SEOUL (Reuters) - South Korea will further relax social distancing rules from May 6, allowing a phased re-opening of businesses, as the nation has largely managed to bring the coronavirus outbreak under control, Prime Minister Chung Sye-kyun said on Sunday.
Widespread testing, intensive contact tracing and tracking apps have enabled South Korea to limit the spread of the virus rather than rely on the lengthy lockdowns seen elsewhere.
The government “will allow businesses to resume at facilities in phases that had remained closed up until now, and also allow gatherings and events to take place assuming they follow disinfection guidelines,” the prime minister told a televised meeting of government officials.

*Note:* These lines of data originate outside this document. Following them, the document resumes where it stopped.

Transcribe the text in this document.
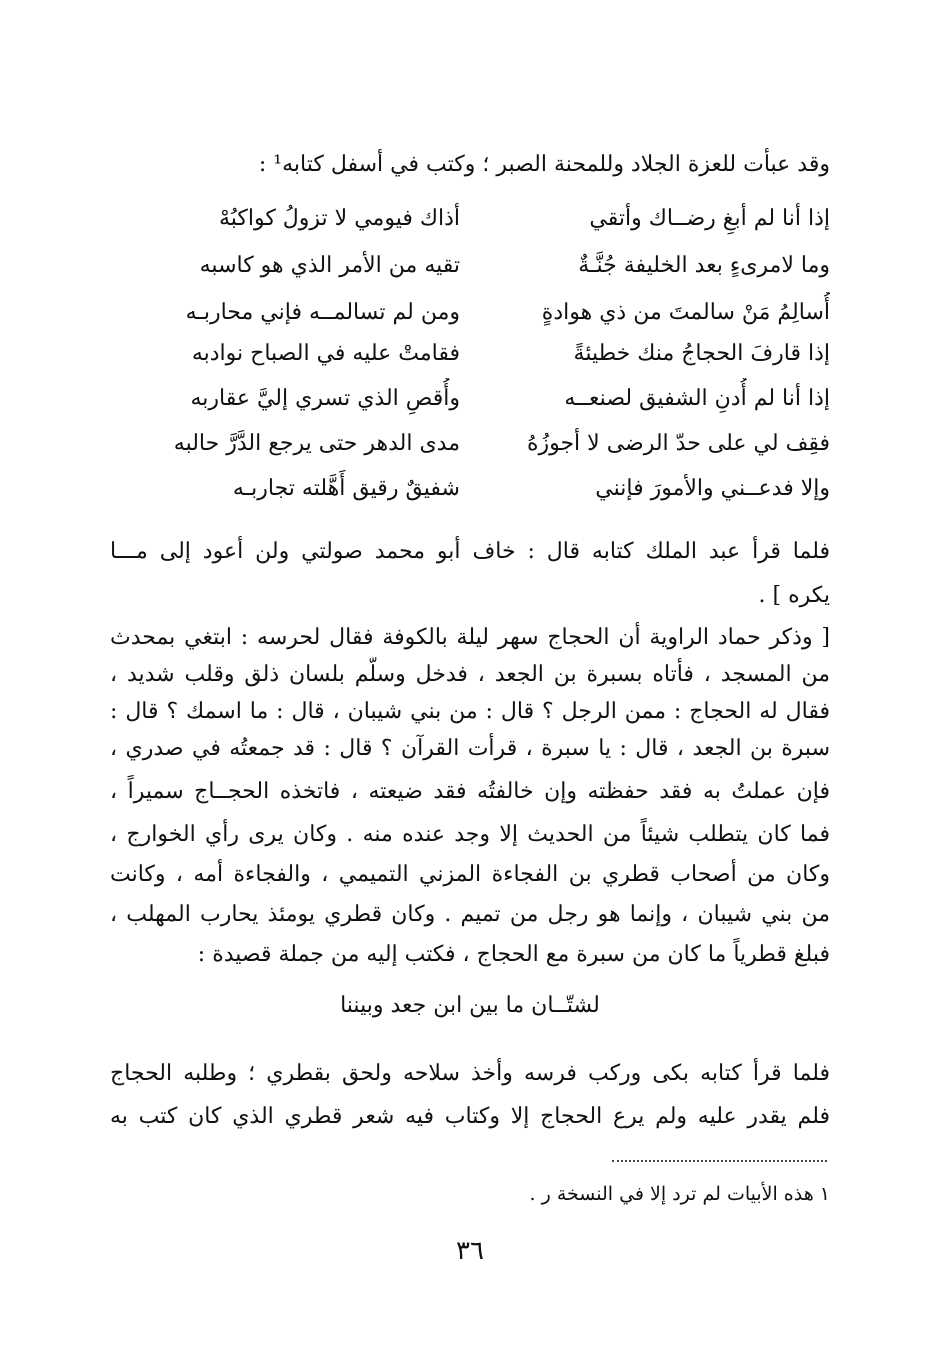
وقد عبأت للعزة الجلاد وللمحنة الصبر ؛ وكتب في أسفل كتابه¹ :
إذا أنا لم أبغِ رضــاك وأتقي
أذاك فيومي لا تزولُ كواكبُهْ
وما لامرىءٍ بعد الخليفة جُنَّـةٌ
تقيه من الأمر الذي هو كاسبه
أُسالِمُ مَنْ سالمتَ من ذي هوادةٍ
ومن لم تسالمــه فإني محاربـه
إذا قارفَ الحجاجُ منك خطيئةً
فقامتْ عليه في الصباح نوادبه
إذا أنا لم أُدنِ الشفيق لصنعــه
وأُقصِ الذي تسري إليَّ عقاربه
فقِف لي على حدّ الرضى لا أجوزُهُ
مدى الدهر حتى يرجع الدَّرَّ حالبه
وإلا فدعــني والأمورَ فإنني
شفيقٌ رقيق أَهَّلته تجاربـه
فلما قرأ عبد الملك كتابه قال : خاف أبو محمد صولتي ولن أعود إلى مـــا
يكره ] .
[ وذكر حماد الراوية أن الحجاج سهر ليلة بالكوفة فقال لحرسه : ابتغي بمحدث
من المسجد ، فأتاه بسبرة بن الجعد ، فدخل وسلَّم بلسان ذلق وقلب شديد ،
فقال له الحجاج : ممن الرجل ؟ قال : من بني شيبان ، قال : ما اسمك ؟ قال :
سبرة بن الجعد ، قال : يا سبرة ، قرأت القرآن ؟ قال : قد جمعتُه في صدري ،
فإن عملتُ به فقد حفظته وإن خالفتُه فقد ضيعته ، فاتخذه الحجــاج سميراً ،
فما كان يتطلب شيئاً من الحديث إلا وجد عنده منه . وكان يرى رأي الخوارج ،
وكان من أصحاب قطري بن الفجاءة المزني التميمي ، والفجاءة أمه ، وكانت
من بني شيبان ، وإنما هو رجل من تميم . وكان قطري يومئذ يحارب المهلب ،
فبلغ قطرياً ما كان من سبرة مع الحجاج ، فكتب إليه من جملة قصيدة :
لشتّــان ما بين ابن جعد وبيننا
فلما قرأ كتابه بكى وركب فرسه وأخذ سلاحه ولحق بقطري ؛ وطلبه الحجاج
فلم يقدر عليه ولم يرع الحجاج إلا وكتاب فيه شعر قطري الذي كان كتب به
١ هذه الأبيات لم ترد إلا في النسخة ر .
٣٦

Further easing of rules means public facilities such as parks, libraries as well as schools could reopen in phases, although the Korea Centers for Disease Control and Prevention recommended citizens to continue to exercise some caution in everyday life.

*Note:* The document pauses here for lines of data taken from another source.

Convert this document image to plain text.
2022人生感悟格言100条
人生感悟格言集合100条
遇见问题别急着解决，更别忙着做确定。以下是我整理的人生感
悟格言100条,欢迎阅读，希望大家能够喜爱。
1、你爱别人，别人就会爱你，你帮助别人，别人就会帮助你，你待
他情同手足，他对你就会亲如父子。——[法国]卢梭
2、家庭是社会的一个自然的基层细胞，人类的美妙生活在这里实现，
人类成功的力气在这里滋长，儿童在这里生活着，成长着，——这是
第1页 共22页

The new guidelines from the government advise everyone to stay home for three to four days if they feel unwell, stay arms-apart with others in public spaces, and wash hands frequently.
Seoul extended its social distancing policy until May 5 even as it managed to bring down daily infection cases of more than 900 in late February to around 10 per day in the past week.
The national tally is at 10,793 as of midnight Saturday, with 250 deaths.